Patrimoine industriel
 : Les moribondes


La destruction des accumulateurs à minerai dits Keeseminnen dans le contexte du réaménagement de la Lentille rouge eschoise n’est que le dernier exemple du manque de conscience envers le patrimoine industriel à Luxembourg.

À l’abandon depuis 1977, le site de la Lentille Rouge et des Keeseminnen fait partie de la mémoire industrielle du pays. (©Thora Kleinert)

Comme pour attirer l’attention, les Keeseminnen grincent sous le vent rafraîchissant de temps en temps la torpeur estivale qui terrasse le quartier de la Hiehl en un milieu d’après-midi. Des cris d’enfants proviennent des jardins derrière les pavillons de ce quartier historiquement populaire, mais qui depuis des années n’échappe plus à l’hipstérisation qui va de pair avec la gentrification. Par endroits, le béton armé, matière révolutionnaire à l’époque de leur construction, pend en lambeaux comme de la peau desséchée. Pourtant, les arcs en acier comme des pattes d’araignée, les tourelles d’où était déversé le minerai à destination des hauts-fourneaux et les portiques rouillés gardent leur dignité majestueuse.

Une majesté qui est pourtant vouée à disparaître à tout jamais. Comme la Hiehl gentrifiée, le quartier de la Lentille rouge – la Rout Lëns – deviendra selon les vœux du promoteur IKO Real Estate, de la commune et de l’État un rêve du futur. « Un nouveau quartier durable, innovant et exemplaire », promet à grands coups de graphiques verdoyants le site « routlens.lu » – avec des logements « abordables », une priorité au durable et à l’écologie et une valorisation du patrimoine industriel. En effet, le promoteur a choisi de garder et d’intégrer six éléments de l’ancien site dans son nouveau projet : les ateliers mécaniques (Handwierkergaass), la centrale des turbines, l’ancien magasin, l’ancienne centrale des soufflantes (à ne pas confondre avec le Hall des Soufflantes à Belval), le poste d’aiguillage et le mur d’enceinte de l’usine. Manquent juste les Keeseminnen, qui ne semblent pas avoir retenu l’attention ni du promoteur, ni du ministère de la Culture.

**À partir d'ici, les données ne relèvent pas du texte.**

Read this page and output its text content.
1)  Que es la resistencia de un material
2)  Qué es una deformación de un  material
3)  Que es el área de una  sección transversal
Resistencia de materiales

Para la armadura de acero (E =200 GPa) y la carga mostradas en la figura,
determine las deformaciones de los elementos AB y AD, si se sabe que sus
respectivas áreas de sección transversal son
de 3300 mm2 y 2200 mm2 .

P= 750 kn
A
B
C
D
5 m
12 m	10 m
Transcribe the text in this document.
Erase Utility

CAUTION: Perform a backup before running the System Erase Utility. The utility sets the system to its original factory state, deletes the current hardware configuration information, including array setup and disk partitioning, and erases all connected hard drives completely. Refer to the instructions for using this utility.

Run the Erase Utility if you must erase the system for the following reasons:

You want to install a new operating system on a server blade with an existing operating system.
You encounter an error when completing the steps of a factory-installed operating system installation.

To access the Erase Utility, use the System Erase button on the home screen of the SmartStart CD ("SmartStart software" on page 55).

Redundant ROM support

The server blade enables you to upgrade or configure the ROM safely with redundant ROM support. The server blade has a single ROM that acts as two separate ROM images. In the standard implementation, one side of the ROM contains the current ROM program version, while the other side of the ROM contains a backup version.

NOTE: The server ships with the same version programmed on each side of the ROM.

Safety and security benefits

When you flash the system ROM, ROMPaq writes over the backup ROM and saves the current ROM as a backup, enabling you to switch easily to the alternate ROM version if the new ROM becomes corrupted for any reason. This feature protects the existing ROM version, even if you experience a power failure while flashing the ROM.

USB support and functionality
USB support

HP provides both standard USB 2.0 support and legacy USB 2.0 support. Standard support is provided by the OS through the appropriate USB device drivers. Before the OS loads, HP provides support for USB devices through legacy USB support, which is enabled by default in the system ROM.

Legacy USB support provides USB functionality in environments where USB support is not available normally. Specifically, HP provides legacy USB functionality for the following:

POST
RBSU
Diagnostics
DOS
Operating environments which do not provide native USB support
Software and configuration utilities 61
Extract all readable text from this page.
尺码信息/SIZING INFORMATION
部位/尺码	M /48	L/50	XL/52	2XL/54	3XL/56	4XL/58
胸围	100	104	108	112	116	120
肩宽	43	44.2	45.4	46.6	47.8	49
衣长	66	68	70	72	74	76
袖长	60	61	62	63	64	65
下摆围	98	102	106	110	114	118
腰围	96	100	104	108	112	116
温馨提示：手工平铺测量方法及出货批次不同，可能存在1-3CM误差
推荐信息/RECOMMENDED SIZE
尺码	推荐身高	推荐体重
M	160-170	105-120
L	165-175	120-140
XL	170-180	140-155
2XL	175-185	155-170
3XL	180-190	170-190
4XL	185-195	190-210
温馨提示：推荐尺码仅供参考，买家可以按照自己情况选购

Et il est à se demander pourquoi il en est ainsi. Depuis des mois les membres de l’asbl Industriekultur – CNCI (Centre national de la culture industrielle) tirent la sonnette d’alarme sur les Keeseminnen, multiplient les rencontres et sont allés jusqu’à dresser un piquet lors d’une première étape de la destruction, en plein confinement. Ce qui n’aurait pas amusé le promoteur, qui le leur aurait fait savoir lors d’un meeting.

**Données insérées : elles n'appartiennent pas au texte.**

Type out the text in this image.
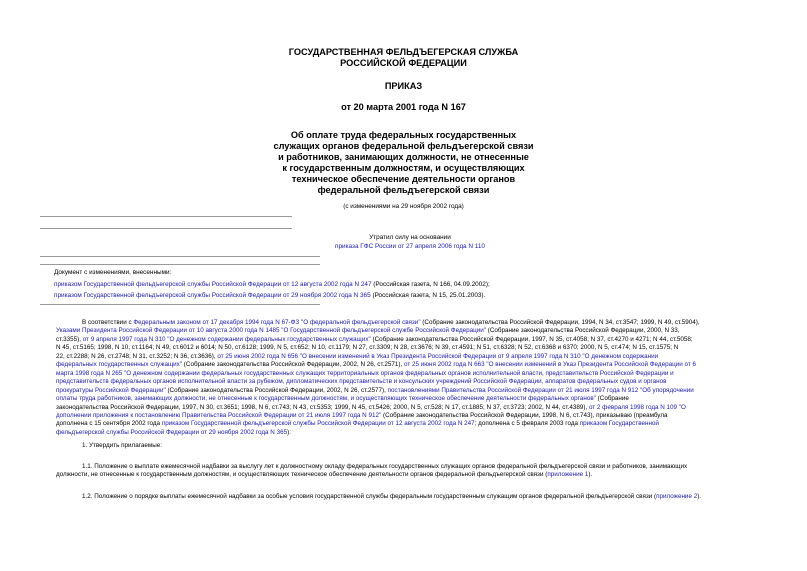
ГОСУДАРСТВЕННАЯ ФЕЛЬДЪЕГЕРСКАЯ СЛУЖБА
РОССИЙСКОЙ ФЕДЕРАЦИИ
ПРИКАЗ
от 20 марта 2001 года N 167
Об оплате труда федеральных государственных
служащих органов федеральной фельдъегерской связи
и работников, занимающих должности, не отнесенные
к государственным должностям, и осуществляющих
техническое обеспечение деятельности органов
федеральной фельдъегерской связи
(с изменениями на 29 ноября 2002 года)
Утратил силу на основании
приказа ГФС России от 27 апреля 2006 года N 110
Документ с изменениями, внесенными:
приказом Государственной фельдъегерской службы Российской Федерации от 12 августа 2002 года N 247 (Российская газета, N 166, 04.09.2002);
приказом Государственной фельдъегерской службы Российской Федерации от 29 ноября 2002 года N 365 (Российская газета, N 15, 25.01.2003).
В соответствии с Федеральным законом от 17 декабря 1994 года N 67-ФЗ "О федеральной фельдъегерской связи" (Собрание законодательства Российской Федерации, 1994, N 34, ст.3547; 1999, N 49, ст.5904),
Указами Президента Российской Федерации от 10 августа 2000 года N 1485 "О Государственной фельдъегерской службе Российской Федерации" (Собрание законодательства Российской Федерации, 2000, N 33,
ст.3355), от 9 апреля 1997 года N 310 "О денежном содержании федеральных государственных служащих" (Собрание законодательства Российской Федерации, 1997, N 35, ст.4058; N 37, ст.4270 и 4271; N 44, ст.5058;
N 45, ст.5165; 1998, N 10, ст.1164; N 49, ст.6012 и 6014; N 50, ст.6128; 1999, N 5, ст.652; N 10, ст.1179; N 27, ст.3309; N 28, ст.3676; N 39, ст.4591; N 51, ст.6328; N 52, ст.6368 и 6370; 2000, N 5, ст.474; N 15, ст.1575; N
22, ст.2288; N 26, ст.2748; N 31, ст.3252; N 36, ст.3636), от 25 июня 2002 года N 656 "О внесении изменений в Указ Президента Российской Федерации от 9 апреля 1997 года N 310 "О денежном содержании
федеральных государственных служащих" (Собрание законодательства Российской Федерации, 2002, N 26, ст.2571), от 25 июня 2002 года N 663 "О внесении изменений в Указ Президента Российской Федерации от 6
марта 1998 года N 265 "О денежном содержании федеральных государственных служащих территориальных органов федеральных органов исполнительной власти, представительств Российской Федерации и
представительств федеральных органов исполнительной власти за рубежом, дипломатических представительств и консульских учреждений Российской Федерации, аппаратов федеральных судов и органов
прокуратуры Российской Федерации" (Собрание законодательства Российской Федерации, 2002, N 26, ст.2577), постановлениями Правительства Российской Федерации от 21 июля 1997 года N 912 "Об упорядочении
оплаты труда работников, занимающих должности, не отнесенные к государственным должностям, и осуществляющих техническое обеспечение деятельности федеральных органов" (Собрание
законодательства Российской Федерации, 1997, N 30, ст.3651; 1998, N 6, ст.743; N 43, ст.5353; 1999, N 45, ст.5426; 2000, N 5, ст.528; N 17, ст.1885; N 37, ст.3723; 2002, N 44, ст.4389), от 2 февраля 1998 года N 109 "О
дополнении приложения к постановлению Правительства Российской Федерации от 21 июля 1997 года N 912" (Собрание законодательства Российской Федерации, 1998, N 6, ст.743), приказываю (преамбула
дополнена с 15 сентября 2002 года приказом Государственной фельдъегерской службы Российской Федерации от 12 августа 2002 года N 247; дополнена с 5 февраля 2003 года приказом Государственной
фельдъегерской службы Российской Федерации от 29 ноября 2002 года N 365):
1. Утвердить прилагаемые:
1.1. Положение о выплате ежемесячной надбавки за выслугу лет к должностному окладу федеральных государственных служащих органов федеральной фельдъегерской связи и работников, занимающих
должности, не отнесенные к государственным должностям, и осуществляющих техническое обеспечение деятельности органов федеральной фельдъегерской связи (приложение 1).
1.2. Положение о порядке выплаты ежемесячной надбавки за особые условия государственной службы федеральным государственным служащим органов федеральной фельдъегерской связи (приложение 2).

Selon Dan Cao, un des activistes pour la protection du patrimoine culturel du CNCI, leurs efforts n’ont pas donné de grands résultats : « Nous avons eu une entrevue avec la ministre et les responsables du service des sites et monuments (SSMN), mais nous n’avons pas eu l’impression que nous ayons été écoutés », regrette-t-il. Pourtant, le CNCI n’est pas allé les mains vides à l’hôtel des Terres Rouges. Au contraire, un autre membre, l’enseignant-chercheur au C2DH (Luxembourg Centre for Contemporary and Digital History) Jacques Maas avait préparé un papier dans lequel il appliquait à la lettre les critères retenus dans le projet de loi relatif au patrimoine culturel – qui attend depuis une petite éternité son passage au parlement. Le document, que le woxx a pu consulter, détermine que les Keeseminnen remplissent neuf des douze critères prescrits par le projet de loi.

Ainsi les Keeseminnen sont authentiques car peu modifiées, construites en 1907, elles sont « exemplaires d’une certaine époque », celle de la deuxième révolution industrielle du tournant du siècle. Le fait que le bâtiment soit en béton armé est à considérer comme « révolutionnaire » et a fait beaucoup d’écho à l’époque dans la presse spécialisée, surtout en Suisse, vu que le bureau d’ingénieurs était d’origine helvète.

Les Keeseminnen remplissent les critères du projet de loi sur le patrimoine.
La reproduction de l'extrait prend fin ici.